Cultural clusters and cultural industries in China
Anthony FUNG and John ERNI
AbstractThrough examining the development and the nature of the new cultural districts in China, namely, “clusters of Beijing,” this paper attempts to identify the characteristics of and critically evaluate the existing models of culture clusters in China. Obviously, these cultural clusters are seen as a united state effort to assist, develop and boost the so-called cultural industries, including game, animation, comic, software, science and technology and so forth. However, with the clusters of Beijing as a case study, in this paper we argue that in the course of development, the state interests and the authorities’ local (e.g. district) interest are often prioritized over the culture or the local interest. There are also tensions and contradictions among various interest groups on different levels of operations of these cultural clusters. In sum, apart from enhancing the private creative industries, developing the national cultural economy, or revitalizing the old industries as in the cluster models of many western countries, economic interests, political powers of the districts and soft power of the nation can be overriding interests behind the booming cultural clusters in China.

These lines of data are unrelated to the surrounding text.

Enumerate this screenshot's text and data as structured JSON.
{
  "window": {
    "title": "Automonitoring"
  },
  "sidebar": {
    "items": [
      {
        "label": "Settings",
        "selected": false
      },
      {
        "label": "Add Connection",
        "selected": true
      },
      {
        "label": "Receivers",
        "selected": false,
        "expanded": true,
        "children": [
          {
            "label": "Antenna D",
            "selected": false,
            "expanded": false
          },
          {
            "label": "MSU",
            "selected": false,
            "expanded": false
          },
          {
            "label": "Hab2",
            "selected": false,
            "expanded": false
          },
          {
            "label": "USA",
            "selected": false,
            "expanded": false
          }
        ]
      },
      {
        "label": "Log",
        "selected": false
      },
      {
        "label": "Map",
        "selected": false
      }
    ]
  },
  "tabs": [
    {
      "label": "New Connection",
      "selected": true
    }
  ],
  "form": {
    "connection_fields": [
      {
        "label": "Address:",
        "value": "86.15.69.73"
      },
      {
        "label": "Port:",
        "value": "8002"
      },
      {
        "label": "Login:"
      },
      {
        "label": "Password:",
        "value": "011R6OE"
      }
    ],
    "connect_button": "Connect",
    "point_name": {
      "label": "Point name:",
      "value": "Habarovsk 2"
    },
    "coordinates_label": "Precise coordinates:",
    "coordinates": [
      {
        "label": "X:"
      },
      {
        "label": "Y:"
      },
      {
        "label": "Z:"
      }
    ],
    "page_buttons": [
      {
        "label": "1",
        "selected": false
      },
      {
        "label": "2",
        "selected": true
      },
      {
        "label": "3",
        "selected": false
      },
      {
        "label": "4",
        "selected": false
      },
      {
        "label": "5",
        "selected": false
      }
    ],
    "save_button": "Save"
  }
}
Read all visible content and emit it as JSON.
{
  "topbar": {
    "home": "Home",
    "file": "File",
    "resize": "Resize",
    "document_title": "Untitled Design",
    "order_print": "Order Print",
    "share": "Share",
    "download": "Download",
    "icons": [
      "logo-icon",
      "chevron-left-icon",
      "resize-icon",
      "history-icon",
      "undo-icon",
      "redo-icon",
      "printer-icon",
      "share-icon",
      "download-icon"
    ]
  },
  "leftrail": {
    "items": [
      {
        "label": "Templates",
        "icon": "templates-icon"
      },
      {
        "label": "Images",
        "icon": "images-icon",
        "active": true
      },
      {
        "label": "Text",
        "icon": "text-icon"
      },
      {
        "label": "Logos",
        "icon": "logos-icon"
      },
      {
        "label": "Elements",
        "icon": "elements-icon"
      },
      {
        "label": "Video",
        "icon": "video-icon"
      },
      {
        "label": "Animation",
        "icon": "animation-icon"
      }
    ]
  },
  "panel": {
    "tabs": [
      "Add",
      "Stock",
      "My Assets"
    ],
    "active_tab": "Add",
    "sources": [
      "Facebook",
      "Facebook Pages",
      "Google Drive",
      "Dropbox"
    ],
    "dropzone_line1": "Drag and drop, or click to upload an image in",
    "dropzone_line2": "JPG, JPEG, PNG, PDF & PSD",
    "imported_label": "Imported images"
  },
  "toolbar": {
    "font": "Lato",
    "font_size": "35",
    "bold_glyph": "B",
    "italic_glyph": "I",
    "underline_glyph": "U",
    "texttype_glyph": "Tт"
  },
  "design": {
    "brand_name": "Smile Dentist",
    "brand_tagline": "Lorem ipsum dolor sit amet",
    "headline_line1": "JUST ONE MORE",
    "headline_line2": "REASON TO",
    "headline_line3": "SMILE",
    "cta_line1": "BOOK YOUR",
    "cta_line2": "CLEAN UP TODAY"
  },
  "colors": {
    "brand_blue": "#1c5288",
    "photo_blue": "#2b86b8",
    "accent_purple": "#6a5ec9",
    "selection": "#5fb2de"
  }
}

Keywords: culture clusters, cultural industries, China, model of Clusters
Authors’ biographies
Anthony Y.H. Fung is Director and Professor in the School of Journalism and Communication at the Chinese University of Hong Kong. His research interests focus on popular culture and cultural studies, gender and youth identity, cultural industries and policy, and new media studies. He is currently working on a project on Asian creative and game Industries and cultural policy with a focus on China and Hong Kong. His recent books include Global Capital, Local Culture: Transnational Media Corporations in China (Peter Lang, 2008) and Asian Popular Culture: the Global (Dis)continuity (Routledge, 2013).
John Nguyet Erni is Professor in the Department of Humanities & Creative Writing at Hong Kong Baptist University, after having served as Chair of the Department of Cultural Studies at Lingnan University in Hong Kong (2010-13). He has published widely on critical public health, Chinese consumption of transnational culture, queer media, youth popular consumption in Hong Kong and Asia, and human rights criticism. His books include Understanding South Asian Minorities in Hong Kong: A Critical Multicultural Approach (with Lisa Leung, HKUP, 2014), Cultural Studies of Rights: Critical Articulations(Routledge, 2011), Internationalizing Cultural Studies: An Anthology (with Ackbar Abbas, Blackwell, 2005),Asian Media Studies: The Politics of Subjectivities (with Siew Keng Chua, Blackwell, 2005), and Unstable Frontiers: Technomedicine and the Cultural Politics of “Curing” AIDS(Minnesota, 1994).Currently, he is completing a book project on the legal modernity of rights (forthcoming; Ashgate UK).